10-8-13 - Transformed

I always wonder what it was like for those ten lepers as they went along the road toward Jerusalem. They have called out to Jesus, “Have mercy on us!” “When he saw them, he said to them, ‘Go and show yourselves to the priests.’”

Why? Probably because the religious laws concerning skin diseases required that a priest certify that the person was no longer diseased. (I’m glad that’s not part of my job description…) Jesus could heal them, but to be reinstated into the community, they had to go through those rituals.

So they go. – “And as they went, they were made clean.” Did one person happen to glance at his hand and see his skin looked different? Or notice he had feeling in his feet again? Did they glance at each other in shock and wonder as their very skin became transformed, new?
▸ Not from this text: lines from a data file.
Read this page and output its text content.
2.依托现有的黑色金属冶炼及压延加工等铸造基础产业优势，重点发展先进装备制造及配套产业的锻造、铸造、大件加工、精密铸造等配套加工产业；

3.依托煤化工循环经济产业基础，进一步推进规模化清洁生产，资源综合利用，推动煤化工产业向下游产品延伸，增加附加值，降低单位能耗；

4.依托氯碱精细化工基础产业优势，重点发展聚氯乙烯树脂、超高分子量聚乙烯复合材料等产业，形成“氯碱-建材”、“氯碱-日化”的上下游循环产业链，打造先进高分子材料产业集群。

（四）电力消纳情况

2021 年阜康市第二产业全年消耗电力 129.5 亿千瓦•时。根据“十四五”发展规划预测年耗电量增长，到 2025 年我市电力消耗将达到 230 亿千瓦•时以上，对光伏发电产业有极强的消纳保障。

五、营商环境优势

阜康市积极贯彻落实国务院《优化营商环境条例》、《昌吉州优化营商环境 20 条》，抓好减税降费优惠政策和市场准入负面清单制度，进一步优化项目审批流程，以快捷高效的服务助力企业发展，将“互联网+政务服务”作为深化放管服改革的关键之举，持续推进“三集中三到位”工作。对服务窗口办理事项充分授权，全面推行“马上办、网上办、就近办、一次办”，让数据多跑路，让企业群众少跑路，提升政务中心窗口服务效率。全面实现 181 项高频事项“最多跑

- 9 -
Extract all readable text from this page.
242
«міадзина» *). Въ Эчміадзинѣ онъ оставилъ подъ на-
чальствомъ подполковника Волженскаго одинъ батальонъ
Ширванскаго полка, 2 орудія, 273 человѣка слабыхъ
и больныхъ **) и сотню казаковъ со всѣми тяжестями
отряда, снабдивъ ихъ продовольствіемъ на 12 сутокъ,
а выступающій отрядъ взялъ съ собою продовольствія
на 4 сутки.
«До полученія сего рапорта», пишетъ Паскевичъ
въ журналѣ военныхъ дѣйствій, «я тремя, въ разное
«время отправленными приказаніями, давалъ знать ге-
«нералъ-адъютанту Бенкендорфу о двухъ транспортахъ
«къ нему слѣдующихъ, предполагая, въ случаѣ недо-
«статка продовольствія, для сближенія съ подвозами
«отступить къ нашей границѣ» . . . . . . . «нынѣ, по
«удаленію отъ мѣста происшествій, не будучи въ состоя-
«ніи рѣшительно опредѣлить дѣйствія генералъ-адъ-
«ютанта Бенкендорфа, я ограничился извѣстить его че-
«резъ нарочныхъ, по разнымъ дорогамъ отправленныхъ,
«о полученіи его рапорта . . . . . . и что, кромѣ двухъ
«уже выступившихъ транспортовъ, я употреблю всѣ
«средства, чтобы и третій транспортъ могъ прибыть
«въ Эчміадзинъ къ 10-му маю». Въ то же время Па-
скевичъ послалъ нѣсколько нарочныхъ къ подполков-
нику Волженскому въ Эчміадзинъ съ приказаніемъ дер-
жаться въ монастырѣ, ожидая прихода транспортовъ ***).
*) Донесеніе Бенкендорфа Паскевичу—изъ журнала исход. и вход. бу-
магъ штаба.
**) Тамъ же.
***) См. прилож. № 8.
Sunday’s reading from the Hebrew Bible tells the great story of Naaman, a Syrian army commander who contracts leprosy. A Hebrew slave girl tells his wifes that there is a prophet in Israel who can heal him, and he goes to find Elisha, who sends word that he should dip himself seven times in the Jordan. Naaman is outraged at this “treatment,” but his servants prevail upon him: “Father, if the prophet had commanded you to do something difficult, would you not have done it? How much more, when all he said to you was, `Wash, and be clean'?" So he went down and immersed himself seven times in the Jordan... his flesh was restored like the flesh of a young boy, and he was clean.”

So often we think healing is complicated and arduous – and that is our human experience with surgical and chemical interventions, protracted rehabilitations. Healing in the Bible seems so ridiculously simple – God or God’s representative simply says the word and it is done. Could it really be so easy?

More often than we think. When I remember and invite God to release healing in me and in those I pray with, I often see it. What’s hard is believing – and that gets much easier when we see it. That’s why it’s so important that we pray for healing for each other and for the world – the evidence begins to pile up.

Sure, at times illness persists or recurs – there is mystery here, and a temporal reality of decline and death. But our baseline can be the healing we do see, rather than what we don’t. We can plant that seed of faith and give thanks even before we see the healing, and then with each lessening of symptoms or improvement give thanks all the more. “First the blade, then the ear, then the full corn.”

Try it today: pray in faith for healing in something or someone you didn’t think it was possible. And then keep giving thanks over the next few days and weeks, making note of any change or improvement you see. We can keep our energy on what God is doing, even before we see it.

That’s how we build up our faith muscles. And one day we look up and notice we’re transformed.